J’ai également pu vivre d’autres moments forts : l’équipe de Saint-Etienne qui a rendu hommage à Lorette Charpy, blessée ; Céline Pitre (42 ans) qui a remis le justaucorps avec sa fille et son papa dans les gradins pour permettre à son club (Beaucaire) de matcher, je ne sais pas si beaucoup l’aurait fait ; le fait que Claire Pontlevoy ait été associée à la victoire d’Avoine ; la présence toujours forte de Clara Beugnon et Camille Bahl dans l’équipe de Combs-La-Ville ; la présence d’Anne Kuhm dans l’organisation ; les gens heureux de se retrouver et l’accueil que j’ai reçu de la part des juges et des entraîneurs qui ne savaient pas que je serais là. Cela m’a fait chaud au coeur. On avait l’habitude de se côtoyer très régulièrement et on était heureux de pouvoir enfin se parler en “vrai”.
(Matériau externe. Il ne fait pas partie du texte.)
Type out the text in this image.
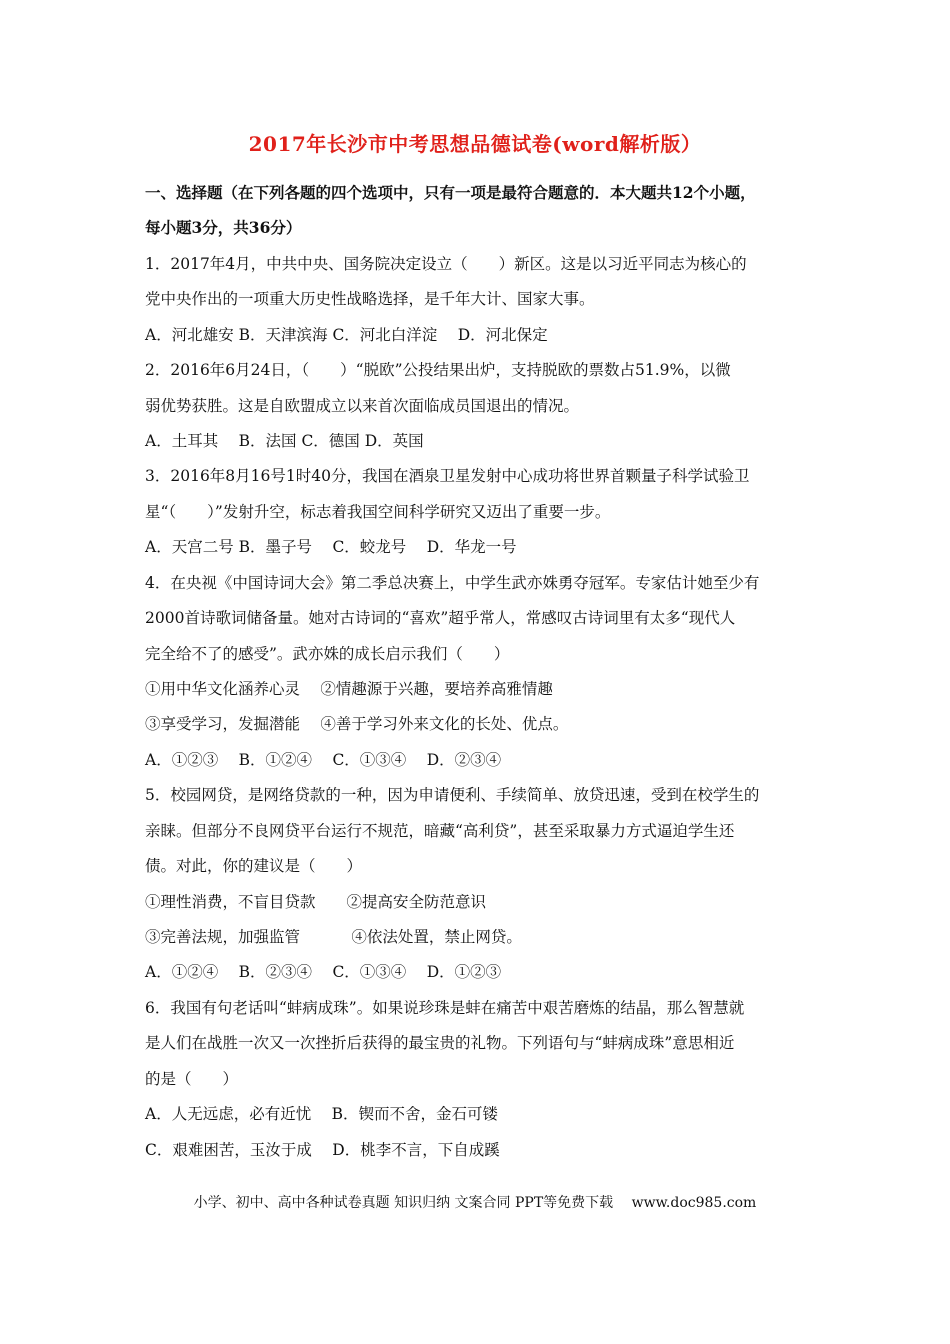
2017年长沙市中考思想品德试卷(word解析版）
一、选择题（在下列各题的四个选项中，只有一项是最符合题意的．本大题共12个小题，
每小题3分，共36分）
1．2017年4月，中共中央、国务院决定设立（　　）新区。这是以习近平同志为核心的
党中央作出的一项重大历史性战略选择，是千年大计、国家大事。
A．河北雄安 B．天津滨海 C．河北白洋淀　 D．河北保定
2．2016年6月24日，（　　）“脱欧”公投结果出炉，支持脱欧的票数占51.9%，以微
弱优势获胜。这是自欧盟成立以来首次面临成员国退出的情况。
A．土耳其　 B．法国 C．德国 D．英国
3．2016年8月16号1时40分，我国在酒泉卫星发射中心成功将世界首颗量子科学试验卫
星“（　　）”发射升空，标志着我国空间科学研究又迈出了重要一步。
A．天宫二号 B．墨子号　 C．蛟龙号　 D．华龙一号
4．在央视《中国诗词大会》第二季总决赛上，中学生武亦姝勇夺冠军。专家估计她至少有
2000首诗歌词储备量。她对古诗词的“喜欢”超乎常人，常感叹古诗词里有太多“现代人
完全给不了的感受”。武亦姝的成长启示我们（　　）
①用中华文化涵养心灵　 ②情趣源于兴趣，要培养高雅情趣
③享受学习，发掘潜能　 ④善于学习外来文化的长处、优点。
A．①②③　 B．①②④　 C．①③④　 D．②③④
5．校园网贷，是网络贷款的一种，因为申请便利、手续简单、放贷迅速，受到在校学生的
亲睐。但部分不良网贷平台运行不规范，暗藏“高利贷”，甚至采取暴力方式逼迫学生还
债。对此，你的建议是（　　）
①理性消费，不盲目贷款　　②提高安全防范意识
③完善法规，加强监管　　　 ④依法处置，禁止网贷。
A．①②④　 B．②③④　 C．①③④　 D．①②③
6．我国有句老话叫“蚌病成珠”。如果说珍珠是蚌在痛苦中艰苦磨炼的结晶，那么智慧就
是人们在战胜一次又一次挫折后获得的最宝贵的礼物。下列语句与“蚌病成珠”意思相近
的是（　　）
A．人无远虑，必有近忧　 B．锲而不舍，金石可镂
C．艰难困苦，玉汝于成　 D．桃李不言，下自成蹊
小学、初中、高中各种试卷真题 知识归纳 文案合同 PPT等免费下载　 www.doc985.com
On pourra dire “Le Top 12 2021, on y était !” Nous les juges, on est toujours un peu dans l’ombre. On était très heureux de remettre notre tailleur ajusté, de ressortir les stylos et le code de pointage pour partager ce moment suspendu.
Pour finir, je crois qu’il est important de remercier tous les clubs d’avoir joué le jeu jusqu’au bout malgré les embûches dues à la situation sanitaire. Il est important aussi de remercier tous les bénévoles du club organisateur de nous avoir accompagné durant le séjour.”